When I arrived at the Pullman-Moscow regional airport I was greeted by our friend and collaborator Dr. Janet Williams. She brought me to my new home for the next five weeks: an apartment that I shared with a fellow graduate student from U Idaho. Within two days of arriving in Moscow, I was catching wild newts near a forested park north of town and collecting bacterial samples from every newt I could find. We collected bacterial samples using sterile swabs, from which we later extracted bacterial DNA for sequencing. We also collected small skin biopsies from each animal that would later allow us to measure the amount of toxin in the skin of each newt.
For the next 3 weeks, I spent each day carefully extracting bacterial DNA from each swab. This process is extremely sensitive to contamination; bacteria are everywhere, even in many commercially available DNA extraction kits (a problem now referred to as the “Kitome”). Once I had extracted the bacterial DNA, I performed targeted sequencing of the 16S rRNA gene, a “phylogenetic marker” gene present in all bacteria. The sequence of this gene can be used by biologists to identify the species of bacteria within a sample, similar to a species “barcode”. Once we obtained the sequence data, I used a combination of data processing pipelines including dbcAmplicons and mothur to assemble the raw sequence data into the “barcode” sequences that I could then classify into different bacterial groups.

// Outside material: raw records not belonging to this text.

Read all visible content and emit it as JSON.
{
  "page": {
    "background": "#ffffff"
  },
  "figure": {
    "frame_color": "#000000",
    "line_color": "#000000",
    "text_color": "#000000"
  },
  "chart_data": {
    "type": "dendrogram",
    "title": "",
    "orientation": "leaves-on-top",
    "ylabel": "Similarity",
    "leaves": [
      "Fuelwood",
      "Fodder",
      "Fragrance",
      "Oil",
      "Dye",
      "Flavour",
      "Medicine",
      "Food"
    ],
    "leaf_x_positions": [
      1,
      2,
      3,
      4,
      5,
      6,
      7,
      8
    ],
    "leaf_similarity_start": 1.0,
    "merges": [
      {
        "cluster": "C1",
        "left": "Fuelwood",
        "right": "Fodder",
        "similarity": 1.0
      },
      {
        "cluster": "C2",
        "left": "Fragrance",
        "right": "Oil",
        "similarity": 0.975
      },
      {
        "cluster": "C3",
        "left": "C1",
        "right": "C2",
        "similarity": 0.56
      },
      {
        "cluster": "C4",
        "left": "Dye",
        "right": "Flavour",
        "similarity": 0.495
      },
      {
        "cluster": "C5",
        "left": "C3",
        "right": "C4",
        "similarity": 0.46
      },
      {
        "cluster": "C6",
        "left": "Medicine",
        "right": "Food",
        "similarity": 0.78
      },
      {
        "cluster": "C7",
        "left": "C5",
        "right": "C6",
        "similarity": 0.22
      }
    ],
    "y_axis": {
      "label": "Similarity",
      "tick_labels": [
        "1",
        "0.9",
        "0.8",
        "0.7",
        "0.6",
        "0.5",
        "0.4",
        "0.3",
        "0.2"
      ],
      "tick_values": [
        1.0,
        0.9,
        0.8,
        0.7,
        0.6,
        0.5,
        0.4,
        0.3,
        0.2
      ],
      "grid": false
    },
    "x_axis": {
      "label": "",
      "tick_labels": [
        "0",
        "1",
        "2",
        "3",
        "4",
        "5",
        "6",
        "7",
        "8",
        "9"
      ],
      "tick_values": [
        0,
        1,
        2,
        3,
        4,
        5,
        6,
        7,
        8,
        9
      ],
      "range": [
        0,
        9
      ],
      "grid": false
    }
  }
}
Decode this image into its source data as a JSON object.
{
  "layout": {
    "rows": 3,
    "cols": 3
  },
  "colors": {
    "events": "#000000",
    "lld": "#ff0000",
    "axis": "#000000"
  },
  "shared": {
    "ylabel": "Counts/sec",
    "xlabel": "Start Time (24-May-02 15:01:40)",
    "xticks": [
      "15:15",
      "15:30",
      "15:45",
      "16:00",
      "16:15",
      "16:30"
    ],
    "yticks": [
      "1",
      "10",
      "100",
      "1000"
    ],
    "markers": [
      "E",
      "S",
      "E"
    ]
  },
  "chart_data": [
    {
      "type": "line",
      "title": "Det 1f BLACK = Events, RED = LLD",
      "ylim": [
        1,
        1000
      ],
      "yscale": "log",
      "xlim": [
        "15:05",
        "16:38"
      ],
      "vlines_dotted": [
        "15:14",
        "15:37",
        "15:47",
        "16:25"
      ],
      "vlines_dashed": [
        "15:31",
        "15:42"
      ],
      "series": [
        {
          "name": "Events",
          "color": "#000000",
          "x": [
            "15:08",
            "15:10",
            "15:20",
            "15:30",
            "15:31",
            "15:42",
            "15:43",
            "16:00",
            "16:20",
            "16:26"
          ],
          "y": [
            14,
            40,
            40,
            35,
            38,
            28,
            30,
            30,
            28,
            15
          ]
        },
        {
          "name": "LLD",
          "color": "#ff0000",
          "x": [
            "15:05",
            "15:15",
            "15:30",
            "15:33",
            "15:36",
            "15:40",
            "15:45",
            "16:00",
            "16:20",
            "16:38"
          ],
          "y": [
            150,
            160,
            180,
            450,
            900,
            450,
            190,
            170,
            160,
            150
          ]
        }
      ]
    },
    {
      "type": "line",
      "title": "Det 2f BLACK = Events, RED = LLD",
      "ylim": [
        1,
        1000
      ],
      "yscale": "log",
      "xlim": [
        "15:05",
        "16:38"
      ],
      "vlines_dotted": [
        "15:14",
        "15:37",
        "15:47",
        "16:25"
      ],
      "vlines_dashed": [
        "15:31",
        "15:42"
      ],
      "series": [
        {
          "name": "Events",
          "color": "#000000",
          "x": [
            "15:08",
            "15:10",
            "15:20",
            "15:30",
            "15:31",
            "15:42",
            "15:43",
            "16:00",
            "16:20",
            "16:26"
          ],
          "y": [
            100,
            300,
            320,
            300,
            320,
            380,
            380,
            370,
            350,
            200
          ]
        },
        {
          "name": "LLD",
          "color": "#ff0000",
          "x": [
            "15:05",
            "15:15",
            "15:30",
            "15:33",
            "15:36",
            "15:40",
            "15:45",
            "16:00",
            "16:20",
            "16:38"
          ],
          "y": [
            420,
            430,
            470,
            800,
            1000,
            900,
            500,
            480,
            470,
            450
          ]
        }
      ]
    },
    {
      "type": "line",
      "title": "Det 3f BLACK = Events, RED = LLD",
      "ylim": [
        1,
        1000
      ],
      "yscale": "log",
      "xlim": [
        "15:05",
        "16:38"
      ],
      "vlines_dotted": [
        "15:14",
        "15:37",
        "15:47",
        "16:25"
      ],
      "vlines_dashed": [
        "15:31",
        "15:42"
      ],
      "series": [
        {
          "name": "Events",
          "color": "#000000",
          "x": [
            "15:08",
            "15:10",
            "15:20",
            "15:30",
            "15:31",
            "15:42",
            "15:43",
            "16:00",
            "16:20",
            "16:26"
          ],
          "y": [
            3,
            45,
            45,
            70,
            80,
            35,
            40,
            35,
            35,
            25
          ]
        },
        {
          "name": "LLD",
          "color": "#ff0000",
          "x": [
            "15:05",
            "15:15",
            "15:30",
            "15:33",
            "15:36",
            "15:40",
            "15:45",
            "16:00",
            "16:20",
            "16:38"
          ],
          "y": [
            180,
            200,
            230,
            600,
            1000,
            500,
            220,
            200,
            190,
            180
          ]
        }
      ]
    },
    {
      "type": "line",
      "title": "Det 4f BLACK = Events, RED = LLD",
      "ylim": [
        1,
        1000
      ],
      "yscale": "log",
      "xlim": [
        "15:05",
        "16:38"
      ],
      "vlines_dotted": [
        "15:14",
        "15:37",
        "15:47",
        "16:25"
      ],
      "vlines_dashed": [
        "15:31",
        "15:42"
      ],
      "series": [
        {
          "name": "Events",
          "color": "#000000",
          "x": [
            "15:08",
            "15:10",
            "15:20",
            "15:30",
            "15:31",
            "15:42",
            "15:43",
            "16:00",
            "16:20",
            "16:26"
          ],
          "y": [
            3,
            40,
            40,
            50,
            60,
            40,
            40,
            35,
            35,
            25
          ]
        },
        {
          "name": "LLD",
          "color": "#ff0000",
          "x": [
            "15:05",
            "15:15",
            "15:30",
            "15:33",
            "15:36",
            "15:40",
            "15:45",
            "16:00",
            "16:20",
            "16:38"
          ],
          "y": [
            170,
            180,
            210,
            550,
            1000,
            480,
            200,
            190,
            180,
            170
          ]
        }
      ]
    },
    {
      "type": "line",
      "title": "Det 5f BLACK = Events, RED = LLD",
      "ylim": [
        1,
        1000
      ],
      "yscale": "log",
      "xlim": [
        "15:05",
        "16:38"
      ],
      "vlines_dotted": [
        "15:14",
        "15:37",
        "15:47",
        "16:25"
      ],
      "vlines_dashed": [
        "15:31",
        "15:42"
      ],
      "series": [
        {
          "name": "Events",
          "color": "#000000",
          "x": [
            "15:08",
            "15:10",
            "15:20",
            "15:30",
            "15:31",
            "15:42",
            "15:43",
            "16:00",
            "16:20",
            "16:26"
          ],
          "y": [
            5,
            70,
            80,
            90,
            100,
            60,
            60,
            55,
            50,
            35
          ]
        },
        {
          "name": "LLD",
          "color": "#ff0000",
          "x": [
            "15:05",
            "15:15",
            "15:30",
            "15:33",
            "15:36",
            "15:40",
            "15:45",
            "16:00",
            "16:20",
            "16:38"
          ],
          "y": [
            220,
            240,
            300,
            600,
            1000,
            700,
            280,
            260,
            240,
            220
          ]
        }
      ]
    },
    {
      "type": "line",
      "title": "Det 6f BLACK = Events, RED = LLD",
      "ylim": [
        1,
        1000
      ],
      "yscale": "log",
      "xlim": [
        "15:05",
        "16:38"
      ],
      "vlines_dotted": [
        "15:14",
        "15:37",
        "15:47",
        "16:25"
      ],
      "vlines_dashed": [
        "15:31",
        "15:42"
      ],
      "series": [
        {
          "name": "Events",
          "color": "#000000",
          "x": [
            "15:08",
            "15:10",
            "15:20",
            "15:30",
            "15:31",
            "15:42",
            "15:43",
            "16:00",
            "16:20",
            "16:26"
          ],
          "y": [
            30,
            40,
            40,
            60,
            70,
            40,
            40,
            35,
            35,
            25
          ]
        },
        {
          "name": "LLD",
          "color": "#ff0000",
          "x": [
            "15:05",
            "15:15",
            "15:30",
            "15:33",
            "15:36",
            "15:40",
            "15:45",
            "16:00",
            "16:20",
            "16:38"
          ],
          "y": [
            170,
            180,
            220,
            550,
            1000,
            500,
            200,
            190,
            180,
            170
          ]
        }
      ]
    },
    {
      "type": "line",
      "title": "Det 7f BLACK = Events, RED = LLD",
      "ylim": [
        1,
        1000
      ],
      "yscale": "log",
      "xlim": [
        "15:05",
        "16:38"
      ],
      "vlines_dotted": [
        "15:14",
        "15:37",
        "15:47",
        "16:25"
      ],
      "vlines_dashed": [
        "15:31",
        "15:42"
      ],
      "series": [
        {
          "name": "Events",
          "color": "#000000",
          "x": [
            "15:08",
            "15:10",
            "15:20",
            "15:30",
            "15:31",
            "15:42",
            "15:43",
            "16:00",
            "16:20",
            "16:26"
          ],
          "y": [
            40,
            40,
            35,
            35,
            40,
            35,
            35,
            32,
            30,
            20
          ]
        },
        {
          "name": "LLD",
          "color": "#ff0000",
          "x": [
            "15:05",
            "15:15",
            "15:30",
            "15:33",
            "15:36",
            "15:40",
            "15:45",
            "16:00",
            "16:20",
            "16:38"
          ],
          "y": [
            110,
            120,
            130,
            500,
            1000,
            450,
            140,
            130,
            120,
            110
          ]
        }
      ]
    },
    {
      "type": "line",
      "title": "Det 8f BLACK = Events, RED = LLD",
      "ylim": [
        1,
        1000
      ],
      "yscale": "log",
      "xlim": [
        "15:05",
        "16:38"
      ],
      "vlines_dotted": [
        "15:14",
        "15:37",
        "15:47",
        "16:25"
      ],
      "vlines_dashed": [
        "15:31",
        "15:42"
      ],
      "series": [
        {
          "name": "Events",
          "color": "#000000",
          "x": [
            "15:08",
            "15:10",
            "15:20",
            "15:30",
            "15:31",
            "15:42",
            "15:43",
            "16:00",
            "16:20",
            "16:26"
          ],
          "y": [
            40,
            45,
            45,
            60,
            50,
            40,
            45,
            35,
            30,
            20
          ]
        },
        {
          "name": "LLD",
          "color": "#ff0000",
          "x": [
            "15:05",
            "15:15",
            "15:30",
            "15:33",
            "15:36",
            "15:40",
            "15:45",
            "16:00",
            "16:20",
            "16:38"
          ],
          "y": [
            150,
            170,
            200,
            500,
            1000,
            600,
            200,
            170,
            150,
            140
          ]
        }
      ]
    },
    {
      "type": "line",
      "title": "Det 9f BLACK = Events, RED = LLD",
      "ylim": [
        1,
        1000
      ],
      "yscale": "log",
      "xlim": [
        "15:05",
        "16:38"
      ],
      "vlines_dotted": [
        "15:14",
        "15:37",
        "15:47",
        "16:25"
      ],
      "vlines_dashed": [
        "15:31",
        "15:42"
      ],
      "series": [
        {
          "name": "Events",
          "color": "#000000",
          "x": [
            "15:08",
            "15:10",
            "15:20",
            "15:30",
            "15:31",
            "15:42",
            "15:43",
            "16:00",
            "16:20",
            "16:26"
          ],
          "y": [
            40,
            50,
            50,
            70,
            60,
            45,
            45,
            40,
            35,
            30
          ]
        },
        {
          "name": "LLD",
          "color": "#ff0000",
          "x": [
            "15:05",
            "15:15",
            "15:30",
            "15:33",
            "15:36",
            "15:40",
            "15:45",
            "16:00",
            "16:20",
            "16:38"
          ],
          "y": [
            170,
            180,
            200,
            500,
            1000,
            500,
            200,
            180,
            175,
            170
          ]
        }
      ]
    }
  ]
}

From here, we could ask broader ecological questions about the skin microbiome. What’s the total diversity (alpha diversity) of the microbiome within each animal? How different is the composition or structure of the microbiome across different groups of animals (Beta diversity)? Do these measures correlate with traits in the animal host such as toxicity?
As a BEACON graduate student, I’m extremely grateful for the opportunity to conduct interdisciplinary research at a partner BEACON school. Through this BEACON-supported “mini-sabbatical”, I was able to conduct field work with my model animal in its natural habitat, gain lab experience in preparing bacterial samples for sequencing, and begin to develop computational skills in sequence processing and data analysis. This training is invaluable for my success in future projects. I also had the opportunity to meet and work with a new lab group and live in a new place. I strongly encourage new graduate students to seek out and develop collaborations, especially with your fellow BEACONites!